# Math Help - Trig Differential?

1. ## Trig Differential?

Not sure if this is right forum, but hopefully is.

The height, h centimeters, of a bicycle pedal above the ground at time t seconds is given by the equation:
h=30+15cos90t°

(a)
Calculate the maximum and minimum heights of the pedal
(b) Find the first two positive values of t for which the height of the pedal is 43 cm.
(c) How many revolutions does the pedal make in one minute?

To calculate the max and min, the differential would equal 0 and to determine
if the point is a max or a min, the second differential would be positive or neg?

I know that the differential of cos is -sin, but how do I differentiate something like this?
Also, how do I go about 'c' for that matter?

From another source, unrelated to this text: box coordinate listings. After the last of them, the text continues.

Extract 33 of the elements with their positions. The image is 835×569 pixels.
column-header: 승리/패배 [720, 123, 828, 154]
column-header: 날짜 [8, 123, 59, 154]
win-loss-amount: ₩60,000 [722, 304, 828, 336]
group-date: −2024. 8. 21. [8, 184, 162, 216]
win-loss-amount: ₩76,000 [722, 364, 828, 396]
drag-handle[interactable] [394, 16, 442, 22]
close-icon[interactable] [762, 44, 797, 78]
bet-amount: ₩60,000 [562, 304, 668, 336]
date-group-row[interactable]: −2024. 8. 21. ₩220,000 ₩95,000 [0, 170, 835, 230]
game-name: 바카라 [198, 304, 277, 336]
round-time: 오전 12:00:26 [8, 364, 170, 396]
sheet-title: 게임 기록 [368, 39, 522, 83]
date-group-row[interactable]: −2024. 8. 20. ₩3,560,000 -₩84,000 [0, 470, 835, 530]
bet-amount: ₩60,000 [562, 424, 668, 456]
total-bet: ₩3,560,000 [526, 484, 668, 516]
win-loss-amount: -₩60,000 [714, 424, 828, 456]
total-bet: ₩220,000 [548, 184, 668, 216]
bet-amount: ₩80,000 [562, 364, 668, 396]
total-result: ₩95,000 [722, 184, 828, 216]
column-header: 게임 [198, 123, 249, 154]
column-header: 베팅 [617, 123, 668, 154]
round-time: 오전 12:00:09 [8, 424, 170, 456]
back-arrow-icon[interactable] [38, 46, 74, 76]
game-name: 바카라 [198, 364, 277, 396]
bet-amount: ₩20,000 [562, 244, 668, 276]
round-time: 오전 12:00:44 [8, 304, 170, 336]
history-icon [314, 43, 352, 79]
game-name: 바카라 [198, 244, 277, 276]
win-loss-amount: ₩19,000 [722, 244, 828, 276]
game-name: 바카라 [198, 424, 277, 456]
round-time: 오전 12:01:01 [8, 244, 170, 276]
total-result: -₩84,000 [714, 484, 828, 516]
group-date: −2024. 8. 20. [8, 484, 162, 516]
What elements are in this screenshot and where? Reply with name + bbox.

2. ## Re: Trig Differential?

Hello, witri!

The height, $h$ centimeters, of a bicycle pedal above the ground
at time $t$ seconds is given by the equation: . $h\:=\:30+15\cos90t^o$

(a) Calculate the maximum and minimum heights of the pedal
(b) Find the first two positive values of t for which the height of the pedal is 43 cm.
(c) How many revolutions does the pedal make in one minute?

First, convert degrees to radians: . $h \:=\:30 + 15\cos\left(\tfrac{\pi}{2}t\right)$

Can you finish the problem now?

3. ## Re: Trig Differential?

No, sorry. I have thought about it, but am puzzled still.

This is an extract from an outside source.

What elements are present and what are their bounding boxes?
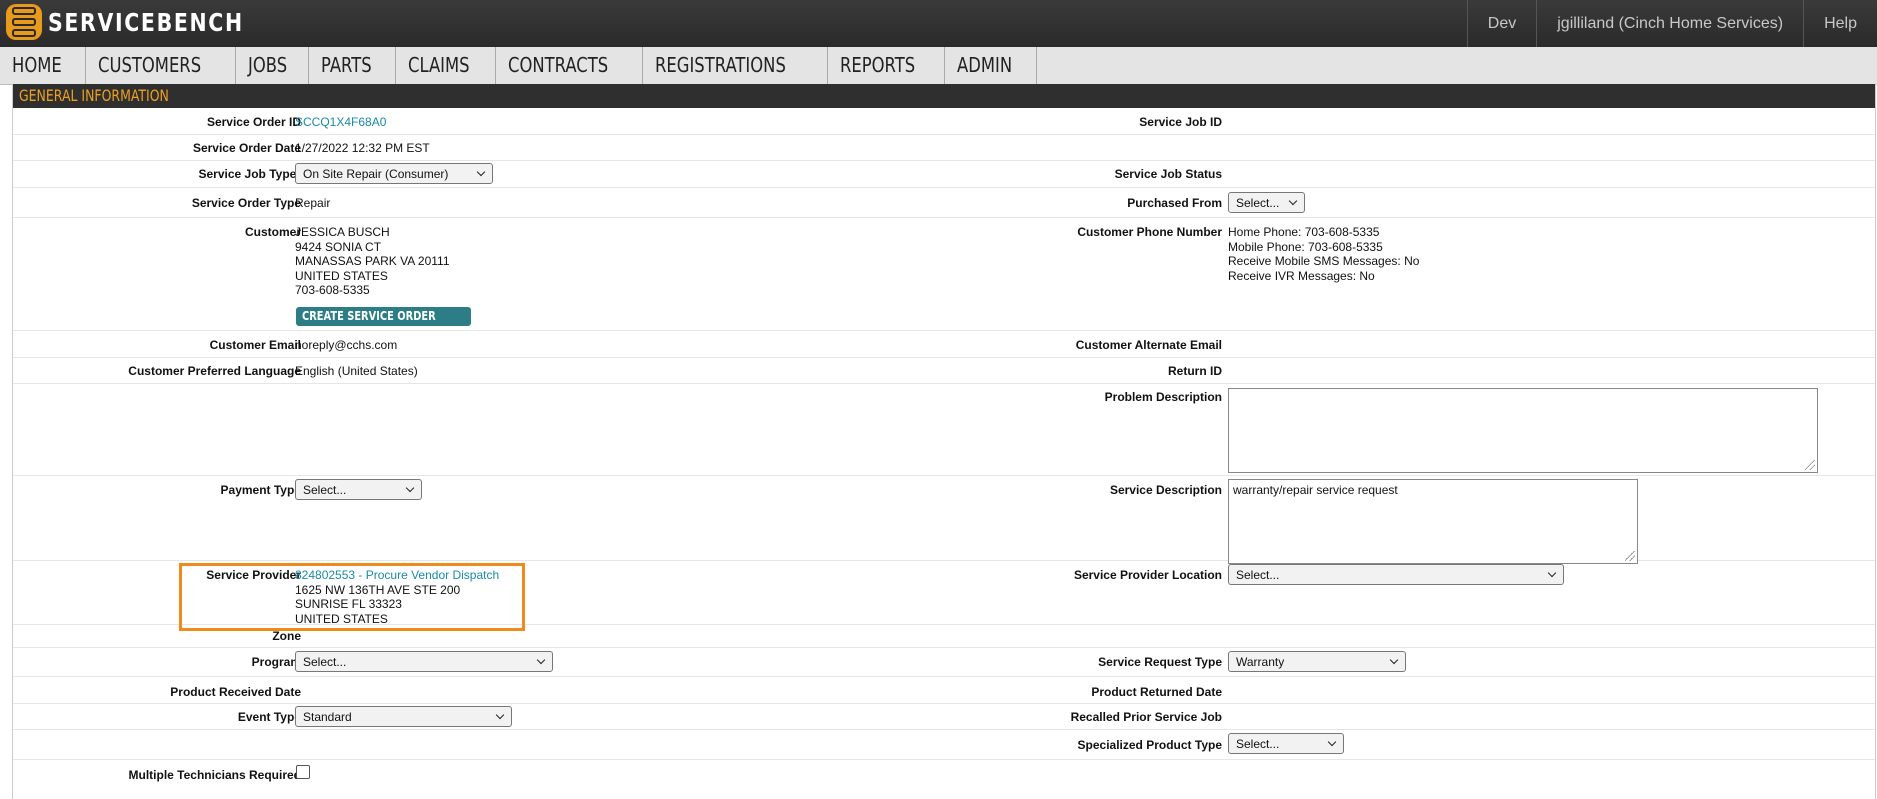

4. ## Re: Trig Differential?

Hello, witri

The height, h centimeters, of a bicycle pedal above the ground
at time t seconds is given by the equation: . $h\:=\:30+15\cos\left(\tfrac{\pi}{2}t\right)$

(a) Calculate the maximum and minimum heights of the pedal.

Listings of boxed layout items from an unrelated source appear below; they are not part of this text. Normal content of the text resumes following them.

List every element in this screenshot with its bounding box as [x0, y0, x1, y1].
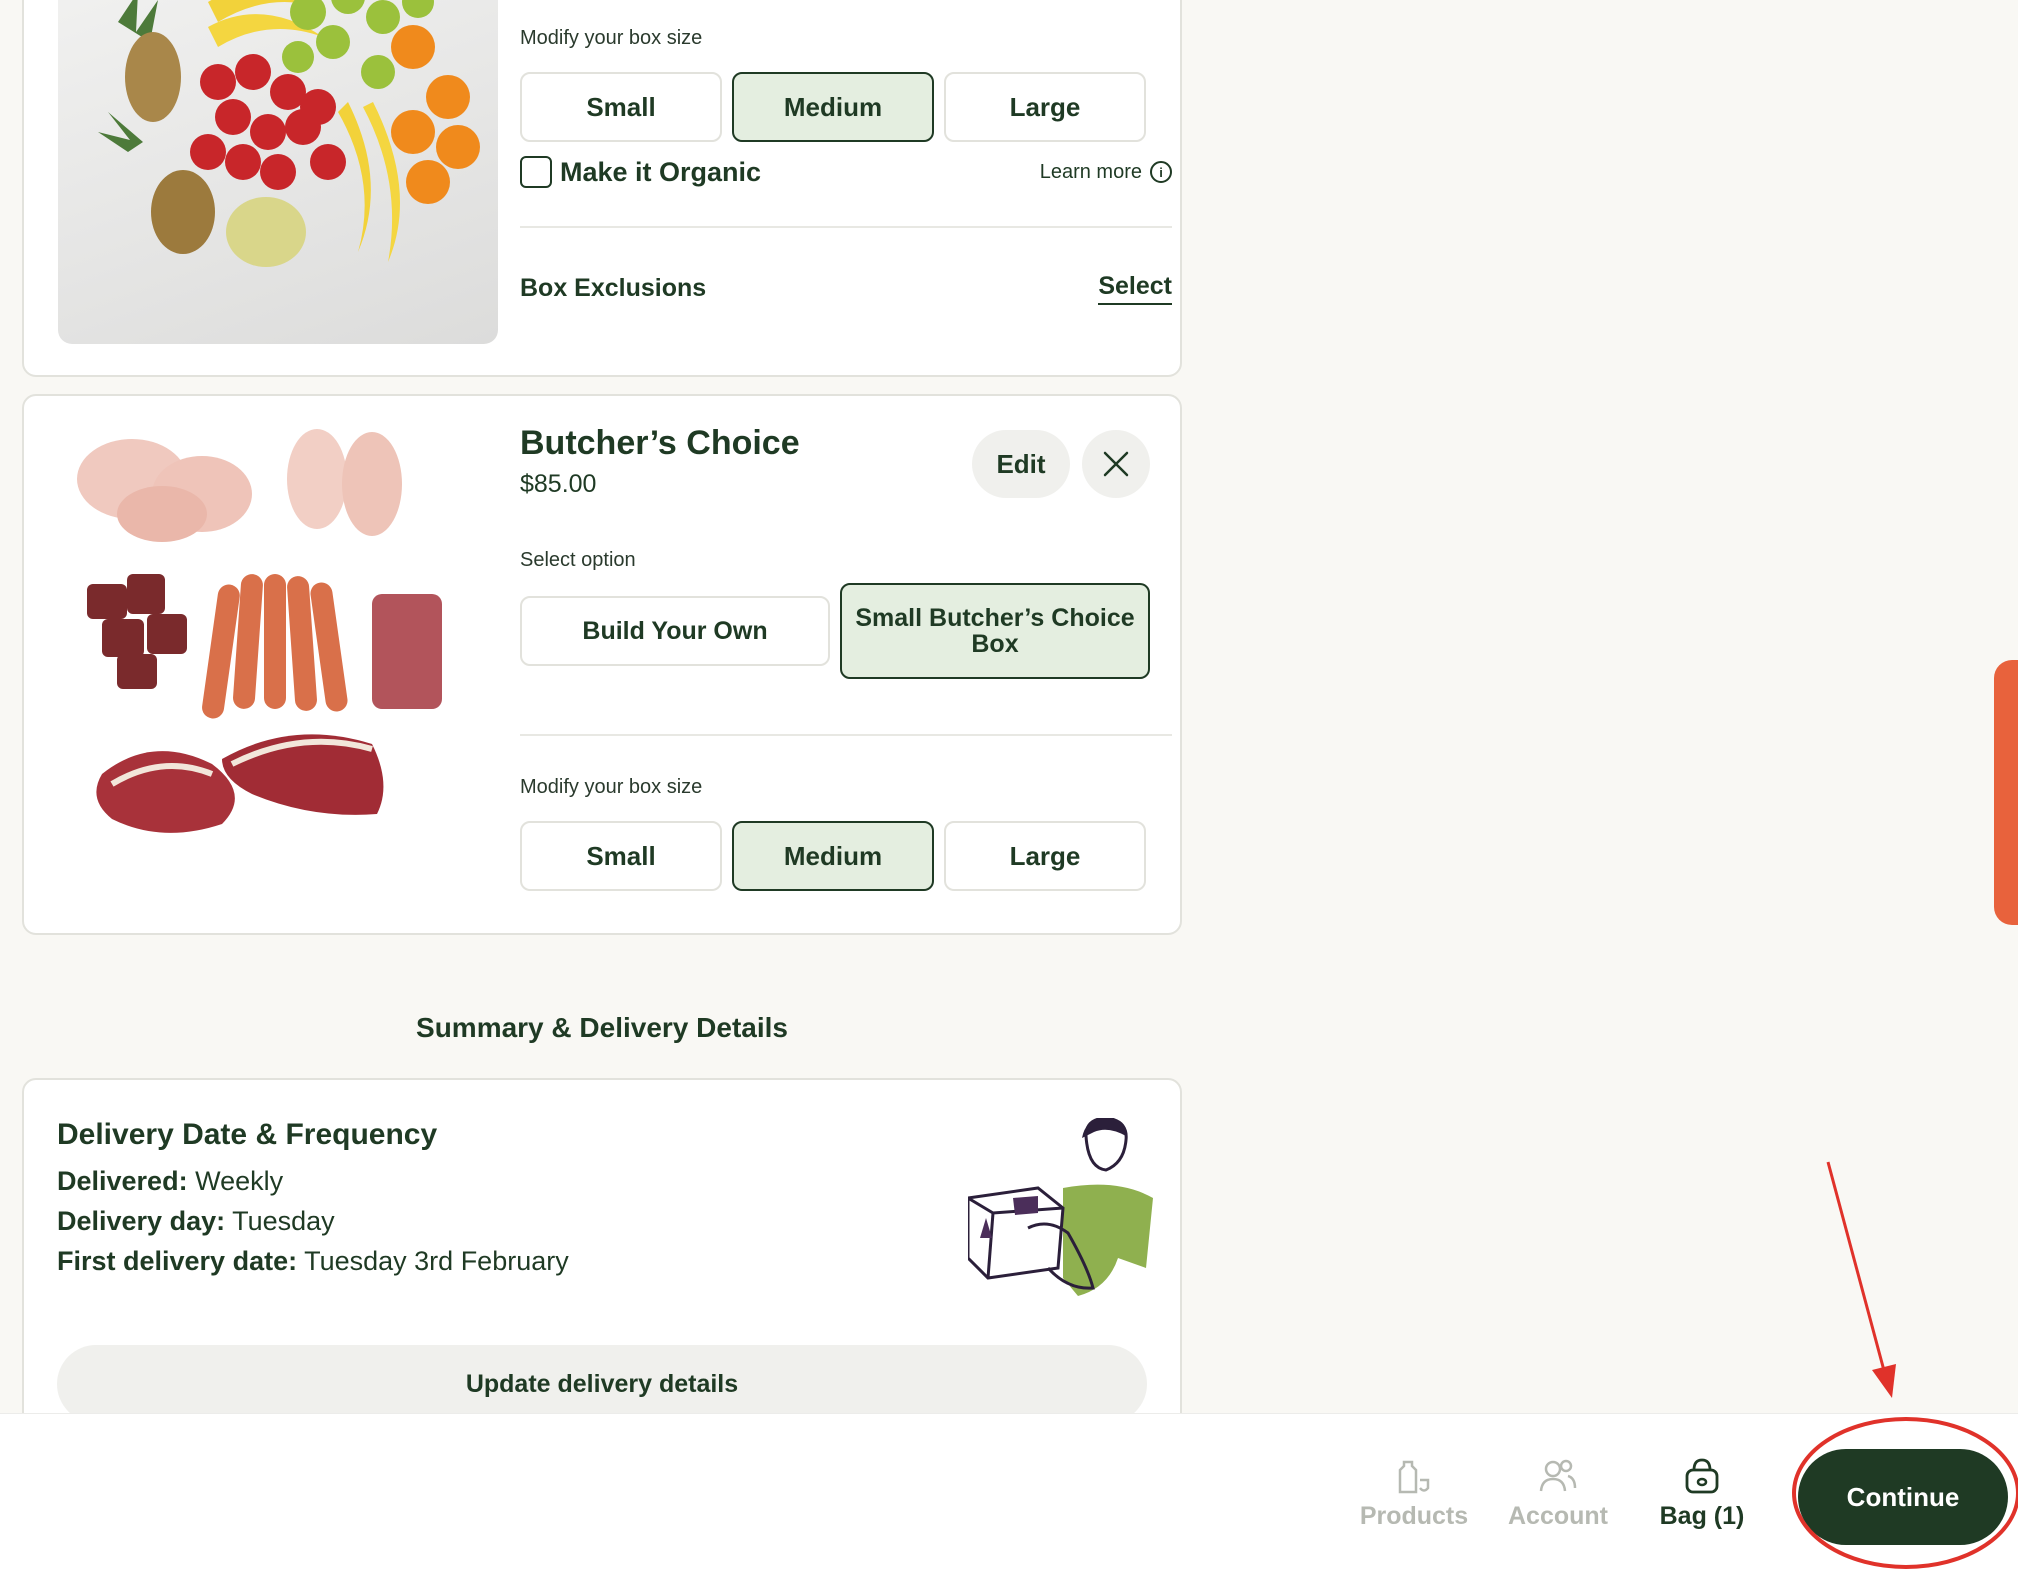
divider: [520, 734, 1172, 736]
delivered-label: Delivered:: [57, 1166, 188, 1196]
remove-button[interactable]: [1082, 430, 1150, 498]
organic-checkbox[interactable]: [520, 156, 552, 188]
delivery-day-line: Delivery day: Tuesday: [57, 1206, 335, 1237]
bottom-nav-bar: Products Account Bag (1) Continue: [0, 1413, 2018, 1570]
info-icon: i: [1150, 161, 1172, 183]
products-icon: [1398, 1460, 1430, 1494]
page: Modify your box size Small Medium Large …: [0, 0, 2018, 1570]
first-delivery-label: First delivery date:: [57, 1246, 298, 1276]
butcher-size-selector: Small Medium Large: [520, 821, 1146, 891]
small-butchers-choice-box-button[interactable]: Small Butcher’s Choice Box: [840, 583, 1150, 679]
butcher-choice-price: $85.00: [520, 470, 597, 498]
butcher-choice-card: Butcher’s Choice $85.00 Edit Select opti…: [22, 394, 1182, 935]
nav-account[interactable]: Account: [1488, 1456, 1628, 1531]
nav-products-label: Products: [1359, 1502, 1469, 1530]
butcher-size-medium-button[interactable]: Medium: [732, 821, 934, 891]
fruit-box-card: Modify your box size Small Medium Large …: [22, 0, 1182, 377]
summary-heading: Summary & Delivery Details: [416, 1012, 788, 1043]
delivery-day-label: Delivery day:: [57, 1206, 226, 1236]
delivery-person-illustration: [966, 1116, 1158, 1298]
butcher-size-large-button[interactable]: Large: [944, 821, 1146, 891]
fruit-size-large-button[interactable]: Large: [944, 72, 1146, 142]
modify-size-label: Modify your box size: [520, 27, 703, 49]
learn-more-label: Learn more: [1039, 160, 1142, 183]
fruit-size-small-button[interactable]: Small: [520, 72, 722, 142]
delivered-line: Delivered: Weekly: [57, 1166, 283, 1197]
learn-more-link[interactable]: Learn more i: [1040, 161, 1172, 184]
butcher-option-selector: Build Your Own Small Butcher’s Choice Bo…: [520, 583, 1150, 679]
nav-account-label: Account: [1508, 1502, 1608, 1530]
side-feedback-tab[interactable]: [1994, 660, 2018, 925]
annotation-arrow: [1826, 1161, 1888, 1379]
nav-bag[interactable]: Bag (1): [1632, 1456, 1772, 1531]
box-exclusions-label: Box Exclusions: [520, 274, 707, 302]
edit-button[interactable]: Edit: [972, 430, 1070, 498]
divider: [520, 226, 1172, 228]
update-delivery-details-button[interactable]: Update delivery details: [57, 1345, 1147, 1423]
butcher-box-image: [72, 424, 492, 894]
organic-label[interactable]: Make it Organic: [560, 157, 761, 188]
first-delivery-value: Tuesday 3rd February: [304, 1246, 569, 1276]
continue-button[interactable]: Continue: [1798, 1449, 2008, 1545]
delivery-title: Delivery Date & Frequency: [57, 1118, 438, 1151]
fruit-box-image: [58, 0, 498, 344]
box-exclusions-select-link[interactable]: Select: [1098, 272, 1172, 305]
butcher-choice-title: Butcher’s Choice: [520, 424, 800, 462]
select-option-label: Select option: [520, 549, 636, 571]
build-your-own-button[interactable]: Build Your Own: [520, 596, 830, 666]
fruit-size-medium-button[interactable]: Medium: [732, 72, 934, 142]
box-exclusions-row: Box Exclusions Select: [520, 272, 1172, 305]
nav-products[interactable]: Products: [1344, 1456, 1484, 1531]
bag-icon: [1685, 1458, 1719, 1494]
delivered-value: Weekly: [195, 1166, 284, 1196]
butcher-size-small-button[interactable]: Small: [520, 821, 722, 891]
annotation-arrowhead: [1872, 1364, 1896, 1398]
close-icon: [1103, 451, 1129, 477]
nav-bag-label: Bag (1): [1659, 1502, 1745, 1530]
organic-option-row: Make it Organic Learn more i: [520, 152, 1172, 192]
first-delivery-line: First delivery date: Tuesday 3rd Februar…: [57, 1246, 569, 1277]
delivery-day-value: Tuesday: [232, 1206, 335, 1236]
modify-size-label: Modify your box size: [520, 776, 703, 798]
fruit-size-selector: Small Medium Large: [520, 72, 1146, 142]
account-icon: [1539, 1459, 1577, 1492]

$h' \:=\:\tfrac{15}{2}\sin(\tfrac{\pi}{2}t) \;=\;0 \quad\Rightarrow\quad \sin(\tfrac{\pi}{2}t) \:=\:0$

. . $\tfrac{\pi}{2}t \;=\;0,\,2\pi,\,3\pi,\,4\pi,\,\hdots \quad\Rightarrow\quad t \:=\:0,\,2,\,4,\,6,\hdots$

$h(0) \;=\;30 + 15\cos(0) \;=\; 30 + 15 \;=\;45\text{ cm }\hdots \text{ max}$

$h(2) \;=\;30 + 15\cos(\pi) \;=\;30 - 15 \;=\;15\text{ cm } \hdots \text{ min}$

(b) Find the first two positive values of t for which the height of the pedal is 43 cm.

We want: . $h \:=\:43.$

$30 + 15\cos(\tfrac{\pi}{2}t) \:=\:43 \quad\Rightarrow\quad \cos(\tfrac{\pi}{2}t) \:=\:\tfrac{13}{15} \quad\Rightarrow\quad \tfrac{\pi}{2}t \:=\:\cos^{-1}(\tfrac{13}{15})$

$\tfrac{\pi}{2}t \:=\:\begin{Bmatrix}0.522314822 \\ 5.760870485\end{Bmatrix} \quad\Rightarrow\quad t \;=\;\begin{Bmatrix}0.332515943 \\ 3.667484057\end{Bmatrix}$

Therefore: . $t \;\approx\;\begin{Bmatrix}0.333 \\ 3.667\end{Bmatrix}\:\text{ seconds}$

(c) How many revolutions does the pedal make in one minute?

$\begin{array}{cccccccc}h(0) &=& 30 + 15\cos(0) &=& 30 + 15 & =& 45 \\ h(1) &=& 30 + 15\cos(\frac{\pi}{2}) &=& 30 + 0\; &=& 30 \\ h(2) &=& 30 + 15\cos(\pi) &=& 30 - 15 &=& 15 \\ h(3) &=& 30 + 15\cos(\frac{3\pi}{2}) &=& 30 + 0\; &=& 30 \\ h(4) &=& 30 + 15\cos(2\pi) &=& 30 + 15 &=& 45 \end{array}$

So it takes 4 seconds to make one revolution.

That's 15 revolutions in one minute.

5. ## Re: Trig Differential?

There is no calculus required for c. There are 60 seconds in one minute so "90 t" is 90*60 degrees. A complete circle, one "rotation", has 360= 90*4 degrees. How many complete circles are there in 90*60 degrees?